For those of you who grew up with fathers who did a good job modeling fatherhood, i envy you. It would be so incredibly awesome to have that sort of reference for your own fatherhood. My desire is to give my own kids a good model to look back on but i wonder how i am doing. i heard a guy say once that you can tell a lot about a man by looking into the face of his wife... i think the same could be said about a man by looking into the face of his children.

It's quite clear to me (at least it seems so to me) that fathering is quickly becoming a lost "art". Once upon a time fatherhood was looked upon with a certain sense of honor. Now for the most part, parents but especially fathers, are considered to be buffoons who just don't get it. Maybe fatherhood is like a skilled trade... or the art of glass blowing. The best way to learn how to be a really good glass blower would be to spend serious amounts of time with someone who is accomplished at that art form. And maybe the best way to become a good father is to be the apprentice of a good father. If that is the case then i know what a huge part of my problem is... no one to show me the ropes, no one to take me under his wings, no one who was able to say....This is how you do it.

Does anyone else ever feel this way or is this just more Baby Boomer/Buster (i'm never sure which one i am) angst? Please don't misunderstand what i am writing about... it's not that i don't enjoy my kids because i truly do... it's just that i wonder why i struggle at the being a dad thing?
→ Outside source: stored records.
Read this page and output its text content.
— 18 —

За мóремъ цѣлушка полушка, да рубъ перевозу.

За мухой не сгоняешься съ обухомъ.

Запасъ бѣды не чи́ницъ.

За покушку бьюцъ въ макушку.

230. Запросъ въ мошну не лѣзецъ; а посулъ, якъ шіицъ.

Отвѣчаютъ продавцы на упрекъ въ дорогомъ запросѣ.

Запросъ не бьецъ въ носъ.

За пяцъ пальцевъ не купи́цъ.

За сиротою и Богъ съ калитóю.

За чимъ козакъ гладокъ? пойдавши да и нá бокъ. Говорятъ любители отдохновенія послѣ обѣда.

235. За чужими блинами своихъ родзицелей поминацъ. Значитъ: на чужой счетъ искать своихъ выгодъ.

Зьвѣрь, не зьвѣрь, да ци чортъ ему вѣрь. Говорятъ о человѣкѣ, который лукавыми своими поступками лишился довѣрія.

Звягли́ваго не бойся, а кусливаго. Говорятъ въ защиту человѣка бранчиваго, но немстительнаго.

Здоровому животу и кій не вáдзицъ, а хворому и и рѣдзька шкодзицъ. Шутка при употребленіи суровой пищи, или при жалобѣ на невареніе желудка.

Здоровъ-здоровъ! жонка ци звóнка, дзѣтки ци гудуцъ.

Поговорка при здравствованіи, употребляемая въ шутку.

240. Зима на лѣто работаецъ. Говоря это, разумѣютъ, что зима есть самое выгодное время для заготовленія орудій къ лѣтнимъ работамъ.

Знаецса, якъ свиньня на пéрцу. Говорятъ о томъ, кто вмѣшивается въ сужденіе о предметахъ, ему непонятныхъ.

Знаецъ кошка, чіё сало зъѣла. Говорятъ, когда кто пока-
Let me give you an example, this week we had a situation come up at home that called for a serious discussion and because i had uncovered the disconcerting behavior i was also given the opportunity to handle it. After a lengthy talk i couldn't help but feel like the only thing i communicated was how disappointed i was and that was not what i wanted to be the point of the discussion.

Kids have enough trouble growing up and the last thing mine need to feel is that somehow their father is impossible to please. It's that fine balance between having demanding and high standards and letting kids be kids.

Does that make sense?

Any ideas would be welcome...

1 comment:

Unknown said...

I'm not a Father, but I had one for a while. Regardless of the severity of the expressed disappointment, he would finish by offering the opportunity to move on. In other words, I had messed up, but I was still okay in his eyes.

My suggestion? Once the dressing down is over, move on to other matters. Do something happy with the kids, even if they're grounded.
That way, maybe they'll figure out that the offense is what brought on the bad time, and not have the feeling that they've lost Dad's acceptance completely.